En descendant, je le vis lever la tête. Son regard me traversa avec ce dégoût qui avait toujours été sa façon de me mesurer. Mais quelque chose avait changé : ce n'était plus lui qui racontait l'histoire. C'était moi qui la portais, ou du moins qui tentais de la reprendre.

La réalité m'appuyait au visage : qui me croirait ? Une mère qui a ligoté son fils, retrouvée au milieu d'un décor de carnage ? Aucune preuve contre lui. Rien d'autre que mon témoignage et l'évidence que j'étais une femme fragile, blessée, estimée folle par certains. Gréy avait tout prévu pour que les indices convergent contre moi. Ma disparition soudaine, mes mains couvertes de poussière, la chaise sur laquelle il m'a assise autrefois… tout pouvait me rendre coupable.

Je m'approchai. Le couteau était froid dans ma main. Je posai l'arme sur la table, le regard planté dans le sien. — « Gréy ! Regarde ce que je vais faire ! Je vais te tuer ! » Criai-je, non pour annoncer un acte vrai, mais pour le provoquer, pour le voir se fissurer.

Il me fixa. Sans bouger les lèvres, j'ai senti qu'il me disait : « Tue-moi. Deviens comme moi. » Cette défiance m'a frappée plus fort que le courage. Je savais que je ne pourrais pas l'achever. Et je savais aussi que le dénoncer ne le garderait pas enfermé — pas sans preuves.

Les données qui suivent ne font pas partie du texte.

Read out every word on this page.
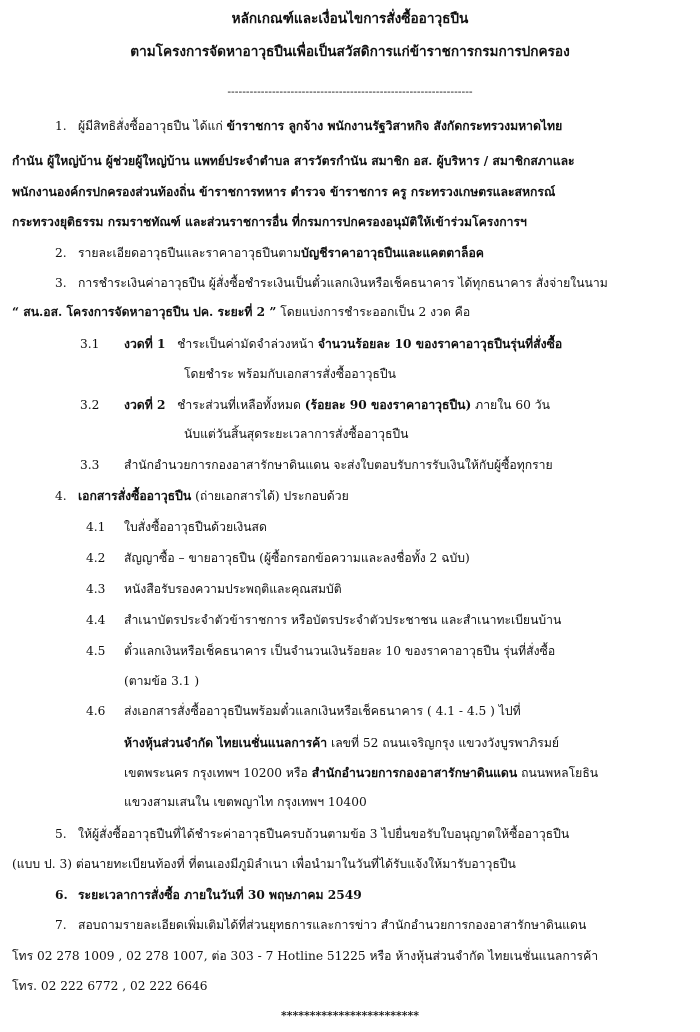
หลักเกณฑ์และเงื่อนไขการสั่งซื้ออาวุธปืน
ตามโครงการจัดหาอาวุธปืนเพื่อเป็นสวัสดิการแก่ข้าราชการกรมการปกครอง
------------------------------------------------------------------
1. ผู้มีสิทธิสั่งซื้ออาวุธปืน ได้แก่ ข้าราชการ ลูกจ้าง พนักงานรัฐวิสาหกิจ สังกัดกระทรวงมหาดไทย
กำนัน ผู้ใหญ่บ้าน ผู้ช่วยผู้ใหญ่บ้าน แพทย์ประจำตำบล สารวัตรกำนัน สมาชิก อส. ผู้บริหาร / สมาชิกสภาและ
พนักงานองค์กรปกครองส่วนท้องถิ่น ข้าราชการทหาร ตำรวจ ข้าราชการ ครู กระทรวงเกษตรและสหกรณ์
กระทรวงยุติธรรม กรมราชทัณฑ์ และส่วนราชการอื่น ที่กรมการปกครองอนุมัติให้เข้าร่วมโครงการฯ
2. รายละเอียดอาวุธปืนและราคาอาวุธปืนตามบัญชีราคาอาวุธปืนและแคตตาล็อค
3. การชำระเงินค่าอาวุธปืน ผู้สั่งซื้อชำระเงินเป็นตั๋วแลกเงินหรือเช็คธนาคาร ได้ทุกธนาคาร สั่งจ่ายในนาม
“ สน.อส. โครงการจัดหาอาวุธปืน ปค. ระยะที่ 2 ” โดยแบ่งการชำระออกเป็น 2 งวด คือ
3.1 งวดที่ 1 ชำระเป็นค่ามัดจำล่วงหน้า จำนวนร้อยละ 10 ของราคาอาวุธปืนรุ่นที่สั่งซื้อ
โดยชำระ พร้อมกับเอกสารสั่งซื้ออาวุธปืน
3.2 งวดที่ 2 ชำระส่วนที่เหลือทั้งหมด (ร้อยละ 90 ของราคาอาวุธปืน) ภายใน 60 วัน
นับแต่วันสิ้นสุดระยะเวลาการสั่งซื้ออาวุธปืน
3.3 สำนักอำนวยการกองอาสารักษาดินแดน จะส่งใบตอบรับการรับเงินให้กับผู้ซื้อทุกราย
4. เอกสารสั่งซื้ออาวุธปืน (ถ่ายเอกสารได้) ประกอบด้วย
4.1 ใบสั่งซื้ออาวุธปืนด้วยเงินสด
4.2 สัญญาซื้อ – ขายอาวุธปืน (ผู้ซื้อกรอกข้อความและลงชื่อทั้ง 2 ฉบับ)
4.3 หนังสือรับรองความประพฤติและคุณสมบัติ
4.4 สำเนาบัตรประจำตัวข้าราชการ หรือบัตรประจำตัวประชาชน และสำเนาทะเบียนบ้าน
4.5 ตั๋วแลกเงินหรือเช็คธนาคาร เป็นจำนวนเงินร้อยละ 10 ของราคาอาวุธปืน รุ่นที่สั่งซื้อ
(ตามข้อ 3.1 )
4.6 ส่งเอกสารสั่งซื้ออาวุธปืนพร้อมตั๋วแลกเงินหรือเช็คธนาคาร ( 4.1 - 4.5 ) ไปที่
ห้างหุ้นส่วนจำกัด ไทยเนชั่นแนลการค้า เลขที่ 52 ถนนเจริญกรุง แขวงวังบูรพาภิรมย์
เขตพระนคร กรุงเทพฯ 10200 หรือ สำนักอำนวยการกองอาสารักษาดินแดน ถนนพหลโยธิน
แขวงสามเสนใน เขตพญาไท กรุงเทพฯ 10400
5. ให้ผู้สั่งซื้ออาวุธปืนที่ได้ชำระค่าอาวุธปืนครบถ้วนตามข้อ 3 ไปยื่นขอรับใบอนุญาตให้ซื้ออาวุธปืน
(แบบ ป. 3) ต่อนายทะเบียนท้องที่ ที่ตนเองมีภูมิลำเนา เพื่อนำมาในวันที่ได้รับแจ้งให้มารับอาวุธปืน
6. ระยะเวลาการสั่งซื้อ ภายในวันที่ 30 พฤษภาคม 2549
7. สอบถามรายละเอียดเพิ่มเติมได้ที่ส่วนยุทธการและการข่าว สำนักอำนวยการกองอาสารักษาดินแดน
โทร 02 278 1009 , 02 278 1007, ต่อ 303 - 7 Hotline 51225 หรือ ห้างหุ้นส่วนจำกัด ไทยเนชั่นแนลการค้า
โทร. 02 222 6772 , 02 222 6646
************************
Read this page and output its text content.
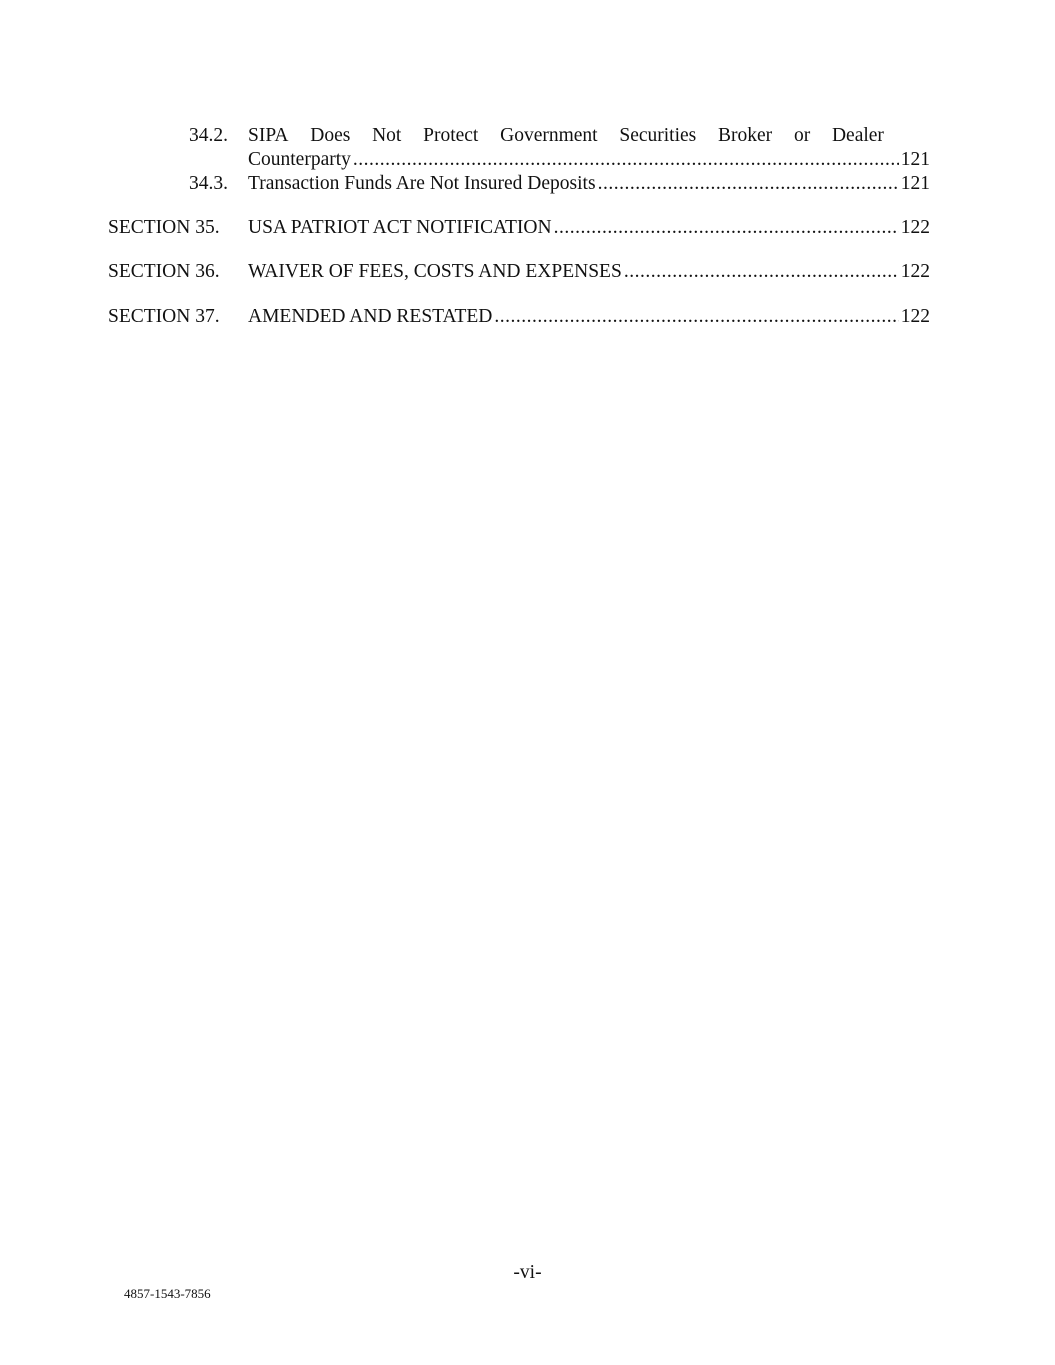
34.2. SIPA Does Not Protect Government Securities Broker or Dealer
Counterparty .....	121
34.3. Transaction Funds Are Not Insured Deposits .....	121
SECTION 35. USA PATRIOT ACT NOTIFICATION .....	122
SECTION 36. WAIVER OF FEES, COSTS AND EXPENSES .....	122
SECTION 37. AMENDED AND RESTATED .....	122
-vi-
4857-1543-7856
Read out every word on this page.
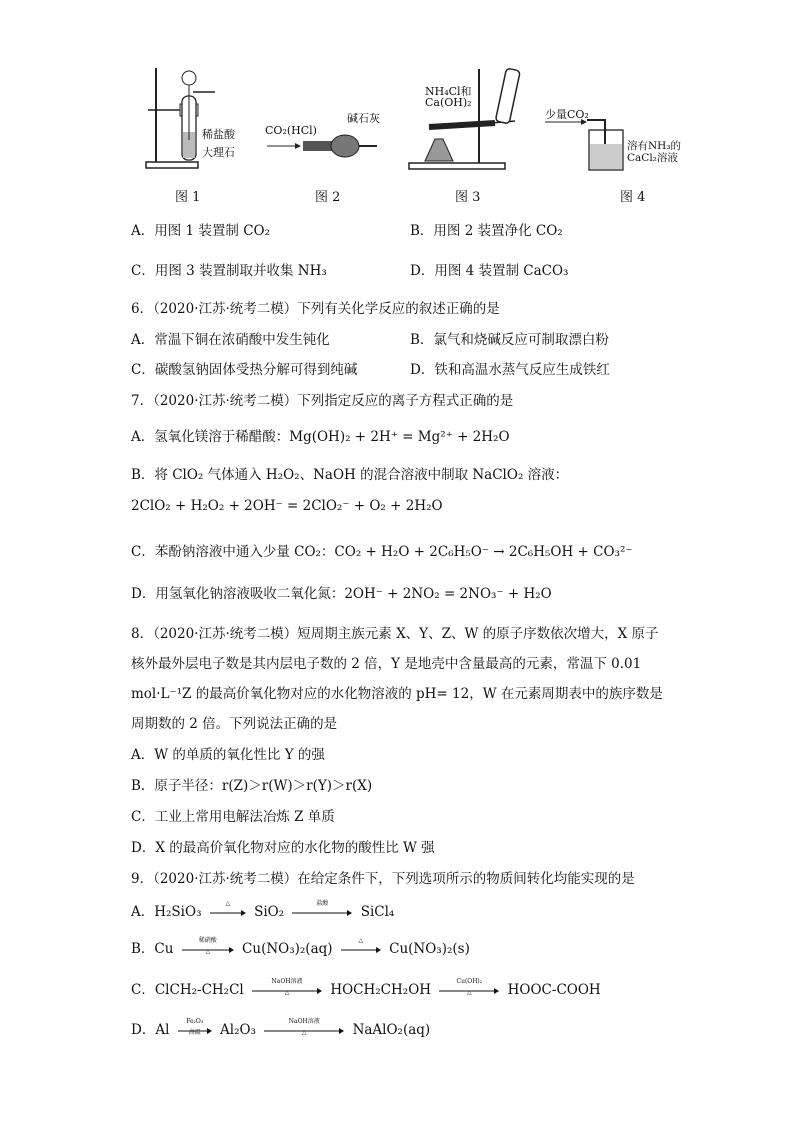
稀盐酸
大理石
图 1
CO₂(HCl)
碱石灰
图 2
NH₄Cl和
Ca(OH)₂
图 3
少量CO₂
溶有NH₃的
CaCl₂溶液
图 4
A．用图 1 装置制 CO₂	B．用图 2 装置净化 CO₂
C．用图 3 装置制取并收集 NH₃	D．用图 4 装置制 CaCO₃
6．（2020·江苏·统考二模）下列有关化学反应的叙述正确的是
A．常温下铜在浓硝酸中发生钝化	B．氯气和烧碱反应可制取漂白粉
C．碳酸氢钠固体受热分解可得到纯碱	D．铁和高温水蒸气反应生成铁红
7．（2020·江苏·统考二模）下列指定反应的离子方程式正确的是
A．氢氧化镁溶于稀醋酸：Mg(OH)₂ + 2H⁺ = Mg²⁺ + 2H₂O
B．将 ClO₂ 气体通入 H₂O₂、NaOH 的混合溶液中制取 NaClO₂ 溶液：
2ClO₂ + H₂O₂ + 2OH⁻ = 2ClO₂⁻ + O₂ + 2H₂O
C．苯酚钠溶液中通入少量 CO₂：CO₂ + H₂O + 2C₆H₅O⁻ → 2C₆H₅OH + CO₃²⁻
D．用氢氧化钠溶液吸收二氧化氮：2OH⁻ + 2NO₂ = 2NO₃⁻ + H₂O
8．（2020·江苏·统考二模）短周期主族元素 X、Y、Z、W 的原子序数依次增大，X 原子
核外最外层电子数是其内层电子数的 2 倍，Y 是地壳中含量最高的元素，常温下 0.01
mol·L⁻¹Z 的最高价氧化物对应的水化物溶液的 pH= 12，W 在元素周期表中的族序数是
周期数的 2 倍。下列说法正确的是
A．W 的单质的氧化性比 Y 的强
B．原子半径：r(Z)＞r(W)＞r(Y)＞r(X)
C．工业上常用电解法冶炼 Z 单质
D．X 的最高价氧化物对应的水化物的酸性比 W 强
9．（2020·江苏·统考二模）在给定条件下，下列选项所示的物质间转化均能实现的是
A．H₂SiO₃
△
SiO₂
盐酸
SiCl₄
B．Cu
稀硝酸
△	Cu(NO₃)₂(aq)
△
Cu(NO₃)₂(s)
C．ClCH₂-CH₂Cl
NaOH溶液
△	HOCH₂CH₂OH
Cu(OH)₂
△	HOOC-COOH
D．Al
Fe₂O₃
高温	Al₂O₃
NaOH溶液
△	NaAlO₂(aq)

Soudain, son téléphone sonna. Falone, affiché sur l'écran. Qui appelait à cette heure ? Le son était un cliquetis dans la pièce. Pendant que le téléphone continuait, un déluge d'idées me traversa la tête : des scénarios, des pièges, des mises en scène où il tomberait pour de bon — ou bien où je le livrerais vivant et contraint, exposé, humilié. Mon esprit se débattait, rapide comme un couteau. Le téléphone vibra encore. Je le regardai, je regardai Gréy, et le monde sembla attendre ma décision.